Dir. Terence Davies
Lying in bed at night with her adulteress lover asleep beside her, a young and beautiful wife suddenly leans towards her lover's back and licks his shoulder blade with the spontaneous delight of a small child savoring a surreptitious swipe at an ice cream cone. The woman, Hester (a loaded name if ever there were one) as played by Rachel Weisz, might offer up other scant tidbits from her childhood and background, but they are few. She comes to this particular romantic crossroads having giving us precious little in the way of understanding, which is just the way writer/director Terence Davies, working from a stage play by Terence Rattigan, wants it.
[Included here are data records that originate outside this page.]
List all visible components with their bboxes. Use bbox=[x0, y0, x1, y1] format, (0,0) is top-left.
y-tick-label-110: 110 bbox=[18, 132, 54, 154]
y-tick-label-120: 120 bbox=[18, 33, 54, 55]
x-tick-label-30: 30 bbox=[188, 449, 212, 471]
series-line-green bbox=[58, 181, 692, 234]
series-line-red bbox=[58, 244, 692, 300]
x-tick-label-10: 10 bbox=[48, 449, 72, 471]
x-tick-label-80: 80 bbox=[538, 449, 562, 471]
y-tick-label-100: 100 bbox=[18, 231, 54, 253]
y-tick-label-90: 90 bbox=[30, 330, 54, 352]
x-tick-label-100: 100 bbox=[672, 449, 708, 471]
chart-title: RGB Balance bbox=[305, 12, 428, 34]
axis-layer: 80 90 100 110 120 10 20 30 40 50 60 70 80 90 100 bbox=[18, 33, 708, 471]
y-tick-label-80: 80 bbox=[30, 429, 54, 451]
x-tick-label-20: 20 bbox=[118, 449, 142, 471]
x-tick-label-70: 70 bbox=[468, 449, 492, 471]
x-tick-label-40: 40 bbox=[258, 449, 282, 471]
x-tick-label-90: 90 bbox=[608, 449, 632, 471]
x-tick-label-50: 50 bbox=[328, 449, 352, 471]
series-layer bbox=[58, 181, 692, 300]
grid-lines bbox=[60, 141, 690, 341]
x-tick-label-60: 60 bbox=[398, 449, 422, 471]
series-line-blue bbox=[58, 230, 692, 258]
There is, after all, nothing more properly British than young and beautiful characters whose ideas of love and passion are thoroughly inexplicable. Hester is married to a well-thought of judge (Simon Russell Beale), an older man with a thoughtful streak and a serpent-tongued mother (Barbara Jefford), who makes no bones about her low opinion of Hester and her emotional intemperance ("Beware of passion," the older woman intones gravely, "it always leads to something ugly"). Sure enough, through this same burning passion, Hester embarks on a destructive affair with Freddie Page (Tom Hiddleston), a former WWII Royal Air Force pilot with an emotional imbalance of his own and a wicked temper, which ultimately leads her to want to end her life. In-between, we get glimpses of Hester's life -- the beginnings of her affair with Freddie, a moment with her husband, huddling down together in a tube station during the war, and so on -- but never anything that connects us to her as an affecting protagonist. She is yet another woman embarking upon a self-destructive affair with a man who doesn't understand her, end of story.
Indeed, the whole film seems to have been conceived as an actorly exercise in working from blank slates: All we know of Freddie is his bi-polar tendency to act like a spoiled child during a fight and then as a thoughtful and cautious man after it; all we know of the Judge is he cares deeply for his wife enough to try to convince her to take him back even after all she's done to him, but little else; and Hester, herself, is the greatest enigma of all. We don't know what prompted her to marry such an older, distinguished gentleman as the judge without having any passion for him, nor why she would choose to throw her life away on a reckless, immature man she acknowledges can't possibly love her the way she does him. In this crucial regard, the film offers little in the way of suggestion, other than director Terrence Davies' signature long, beautifully composed shots of sad, pale Brits in the full act of emotional bloodletting. As good as the principles are -- and Weisz and Hiddleston share some remarkable scenes together -- we cannot live on bread alone.